ABIDJAN, Ivory Coast (AP) — Ivory Coast's president has promoted two former rebel commanders who sided with the government in talks to quell a mutiny earlier this month.
President Alassane Ouattara's office announced late Thursday that Lt. Col. Issiaka Ouattara would now lead the Republican Guard, where he was formerly second-in-command. It also said Lt. Col. Cherif Ousmane would move from the presidential guard to head an elite commando unit.
The two were rebel commanders during the civil war that split Ivory Coast from 2002 to 2011. They were also instrumental in the 2011 conflict that brought Ouattara to power after his rival, ex-President Laurent Gbagbo, refused to cede office. That power struggle claimed more than 3,000 lives.

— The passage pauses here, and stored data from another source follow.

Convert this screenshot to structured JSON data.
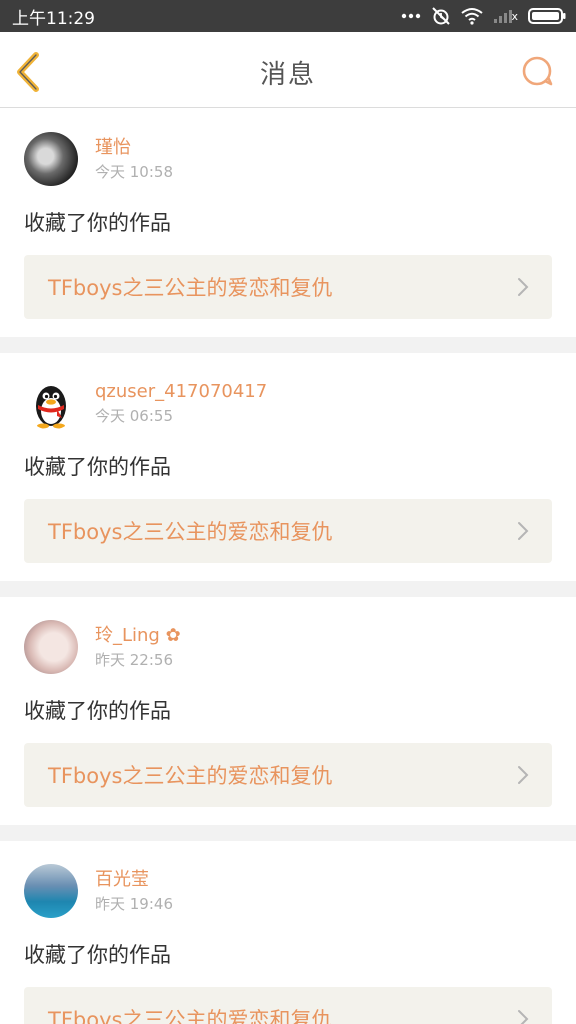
{
  "status_bar": {
    "time": "上午11:29",
    "signal_label": "x"
  },
  "header": {
    "title": "消息"
  },
  "messages": [
    {
      "username": "瑾怡",
      "time": "今天 10:58",
      "action": "收藏了你的作品",
      "work_title": "TFboys之三公主的爱恋和复仇",
      "avatar_icon": "avatar-photo-couple"
    },
    {
      "username": "qzuser_417070417",
      "time": "今天 06:55",
      "action": "收藏了你的作品",
      "work_title": "TFboys之三公主的爱恋和复仇",
      "avatar_icon": "qq-penguin-avatar"
    },
    {
      "username": "玲_Ling ✿",
      "time": "昨天 22:56",
      "action": "收藏了你的作品",
      "work_title": "TFboys之三公主的爱恋和复仇",
      "avatar_icon": "avatar-photo-girl"
    },
    {
      "username": "百光莹",
      "time": "昨天 19:46",
      "action": "收藏了你的作品",
      "work_title": "TFboys之三公主的爱恋和复仇",
      "avatar_icon": "avatar-photo-dress"
    }
  ],
  "colors": {
    "accent": "#e8945e",
    "back_icon": "#f0b338",
    "status_bar_bg": "#3d3d3d",
    "card_link_bg": "#f3f2ec"
  }
}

On Jan. 6, former rebels-turned-soldiers in Bouake, the old rebel capital, mutinied over grievances including unpaid bonuses promised for their role in the conflict. The uprising quickly spread to other cities including the commercial hub, Abidjan.
Issiaka Ouattara and Ousmane joined the government delegation, led by Defense Minister Alain-Richard Donwahi, that negotiated a deal involving handsome payoffs. Mutineers said the government agreed to pay bonuses of nearly $20,000 to more than 8,000 soldiers, though the government has not confirmed that figure.
Following the deal, Donwahi promised to "regain control of this army so that it is really at the service of the nation."
But the promotions are sure to anger critics who blame the government for failing to rein in former rebel commanders. In 2011, Human Rights Watch listed Ousmane as one of the pro-Ouattara combatants implicated in grave crimes committed during the postelection crisis.
Associated Press writer Robbie Corey-Boulet in Abidjan contributed.